Desde entonces, quienes le han sucedido han improvisado en torno a esa propuesta y han creado, disuelto, modificado y cuanto han querido con las corporaciones policiales y las instancias encargadas de elaborar las políticas públicas en seguridad.
En ese cuarto de siglo, la delincuencia siguió su propia dinámica. Creció y se desarrolló, por razones internas y del exterior, hasta convertirse en lo que ahora es: una fuerza beligerante que desafía cotidianamente al Estado.
Le ha arrebatado territorio, expolia y asesina a su población, gana batallas culturales y hasta recibe subsidio indirecto con la cooptación de policías y militares que se han capacitado con recursos del erario.
Hace rato que el Estado mexicano dejó de garantizar la integridad de las personas y la posesión de sus bienes, premisa a partir de la cual surgió el Estado como institución.
Por eso, a nadie sorprende los resultados del Inegi sobre la Encuesta Nacional de Seguridad Pública Urbana (ENSU), según la cual ocho de cada diez mexicanos se siente inseguro en la ciudad donde vive.
Es el fracaso del Estado puesto en cifras. A decir de sus propios habitantes, México es un país con miedo.
Para nadie es un secreto el poder de fuerza de las organizaciones delictivas. El Ejército, la Marina y la Policía Federal lo han aceptado públicamente. Lo que nunca van a admitir, empezando por sus jefes políticos, es que México vive un conflicto armado interno de proporciones incluso superiores a la de una guerra civil por el número de muertos, desaparecidos, desplazados y un abultado etcétera de violaciones a la dignidad humana y a derechos esenciales en una democracia.
La recuperación de la paz es el principal tema de la elección presidencial de 2018. Sin paz no hay desarrollo. Ni económico, ni educativo, ni de ningún tipo. Las empresas han incrementado sus gastos para tener más seguridad y trasladan esos costos a los consumidores. En muchas partes del país, los maestros se están capacitando sobre cómo reaccionar para proteger a los niños en casos de balaceras afuera de las escuelas.
La disyuntiva es mantener o no el esquema de guerra de Felipe Calderón y Enrique Peña, cuyo saldo más ominoso es el festín de barbarie en el que participa también el Estado. El resultado también ha sido benéfico para los grupos delictivos. Aunque mutantes, siguen obteniendo grandes ganancias en esta guerra económica.
Andrés Manuel López Obrador dice estar dispuesto a acabar con ese esquema. Es el único candidato presidencial en esa posición.
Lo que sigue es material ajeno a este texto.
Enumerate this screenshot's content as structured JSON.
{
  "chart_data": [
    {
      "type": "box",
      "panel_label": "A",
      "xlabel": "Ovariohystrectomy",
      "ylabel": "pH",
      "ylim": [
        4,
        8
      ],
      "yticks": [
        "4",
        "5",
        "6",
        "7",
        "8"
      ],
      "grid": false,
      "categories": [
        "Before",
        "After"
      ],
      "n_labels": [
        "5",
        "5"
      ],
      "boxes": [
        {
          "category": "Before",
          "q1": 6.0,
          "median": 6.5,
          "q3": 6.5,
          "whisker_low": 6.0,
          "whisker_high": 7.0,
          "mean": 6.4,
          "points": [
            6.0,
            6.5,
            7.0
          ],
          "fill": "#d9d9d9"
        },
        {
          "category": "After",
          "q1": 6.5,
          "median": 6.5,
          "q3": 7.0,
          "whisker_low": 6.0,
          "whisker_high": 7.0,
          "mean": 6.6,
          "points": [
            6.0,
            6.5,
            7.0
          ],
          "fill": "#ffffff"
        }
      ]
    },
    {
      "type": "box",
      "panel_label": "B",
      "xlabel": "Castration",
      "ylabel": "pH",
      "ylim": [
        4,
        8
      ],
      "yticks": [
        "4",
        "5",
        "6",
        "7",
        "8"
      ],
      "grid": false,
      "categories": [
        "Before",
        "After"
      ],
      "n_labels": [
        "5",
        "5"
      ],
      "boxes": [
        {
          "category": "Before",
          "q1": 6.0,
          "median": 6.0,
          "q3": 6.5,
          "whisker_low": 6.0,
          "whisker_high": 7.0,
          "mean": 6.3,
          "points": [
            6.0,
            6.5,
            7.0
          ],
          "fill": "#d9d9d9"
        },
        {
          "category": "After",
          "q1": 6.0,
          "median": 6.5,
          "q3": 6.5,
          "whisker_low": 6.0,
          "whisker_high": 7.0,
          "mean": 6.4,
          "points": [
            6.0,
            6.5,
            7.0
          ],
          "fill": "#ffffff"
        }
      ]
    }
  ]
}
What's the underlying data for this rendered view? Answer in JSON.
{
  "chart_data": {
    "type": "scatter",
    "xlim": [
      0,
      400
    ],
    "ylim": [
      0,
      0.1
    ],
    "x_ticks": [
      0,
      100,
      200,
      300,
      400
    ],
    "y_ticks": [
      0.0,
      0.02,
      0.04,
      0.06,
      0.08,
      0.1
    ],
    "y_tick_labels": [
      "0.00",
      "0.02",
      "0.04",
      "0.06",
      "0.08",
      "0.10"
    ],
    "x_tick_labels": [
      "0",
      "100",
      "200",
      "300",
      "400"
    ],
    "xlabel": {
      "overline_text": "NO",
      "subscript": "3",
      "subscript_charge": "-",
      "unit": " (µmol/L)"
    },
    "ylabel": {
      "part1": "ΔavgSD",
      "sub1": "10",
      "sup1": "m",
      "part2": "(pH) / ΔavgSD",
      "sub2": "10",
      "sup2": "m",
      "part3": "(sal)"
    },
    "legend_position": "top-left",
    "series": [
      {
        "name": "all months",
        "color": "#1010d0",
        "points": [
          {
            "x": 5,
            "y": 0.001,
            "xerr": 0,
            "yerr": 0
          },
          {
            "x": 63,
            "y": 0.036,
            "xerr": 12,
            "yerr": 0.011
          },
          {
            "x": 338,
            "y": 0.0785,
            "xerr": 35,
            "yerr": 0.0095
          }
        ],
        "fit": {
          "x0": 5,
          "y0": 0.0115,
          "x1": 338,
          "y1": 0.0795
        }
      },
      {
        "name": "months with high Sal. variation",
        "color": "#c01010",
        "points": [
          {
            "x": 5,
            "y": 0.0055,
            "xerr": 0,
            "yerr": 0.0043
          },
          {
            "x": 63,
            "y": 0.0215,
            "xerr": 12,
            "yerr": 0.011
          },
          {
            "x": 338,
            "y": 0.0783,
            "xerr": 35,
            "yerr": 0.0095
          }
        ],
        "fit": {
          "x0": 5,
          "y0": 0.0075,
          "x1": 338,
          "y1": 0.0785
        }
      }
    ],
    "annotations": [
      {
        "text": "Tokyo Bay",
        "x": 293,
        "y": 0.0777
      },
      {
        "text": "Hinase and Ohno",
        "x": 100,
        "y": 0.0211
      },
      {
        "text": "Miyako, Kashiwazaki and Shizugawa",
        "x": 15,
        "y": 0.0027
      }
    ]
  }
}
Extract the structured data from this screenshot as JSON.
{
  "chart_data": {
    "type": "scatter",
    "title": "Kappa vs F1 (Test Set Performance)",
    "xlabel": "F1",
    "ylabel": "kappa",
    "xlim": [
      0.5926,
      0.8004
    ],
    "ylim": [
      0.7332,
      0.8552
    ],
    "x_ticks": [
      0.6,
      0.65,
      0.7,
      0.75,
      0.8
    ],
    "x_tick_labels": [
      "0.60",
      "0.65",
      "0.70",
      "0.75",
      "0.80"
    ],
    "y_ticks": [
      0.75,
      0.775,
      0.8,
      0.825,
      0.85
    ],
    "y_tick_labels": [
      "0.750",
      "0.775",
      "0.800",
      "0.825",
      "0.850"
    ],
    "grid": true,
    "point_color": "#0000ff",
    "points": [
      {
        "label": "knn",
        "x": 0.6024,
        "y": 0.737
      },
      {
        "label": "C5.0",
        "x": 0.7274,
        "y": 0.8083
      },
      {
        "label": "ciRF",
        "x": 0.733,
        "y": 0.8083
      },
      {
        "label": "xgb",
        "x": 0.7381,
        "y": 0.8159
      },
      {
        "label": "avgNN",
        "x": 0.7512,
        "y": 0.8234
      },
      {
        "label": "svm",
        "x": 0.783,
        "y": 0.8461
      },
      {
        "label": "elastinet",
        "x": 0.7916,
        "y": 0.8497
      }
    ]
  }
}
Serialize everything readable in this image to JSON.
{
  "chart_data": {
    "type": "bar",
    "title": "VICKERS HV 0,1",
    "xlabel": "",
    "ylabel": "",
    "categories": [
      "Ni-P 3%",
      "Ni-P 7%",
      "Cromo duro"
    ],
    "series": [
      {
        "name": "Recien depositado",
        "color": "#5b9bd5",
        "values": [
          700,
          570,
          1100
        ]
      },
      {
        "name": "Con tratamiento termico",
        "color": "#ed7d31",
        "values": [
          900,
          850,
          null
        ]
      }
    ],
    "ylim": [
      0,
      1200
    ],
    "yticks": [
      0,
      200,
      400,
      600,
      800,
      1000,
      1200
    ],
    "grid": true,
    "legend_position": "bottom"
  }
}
Aun cuando se lo propusiera, los primeros tiempos de su eventual gobierno estarían marcados también por la violencia, dado el actual ciclo de confrontación y la inercia que mantendrá. Pero por más que quiera hacerlo y se levante de madrugada para tener reuniones con su gabinete de seguridad, no basta con su voluntad para que en México haya paz.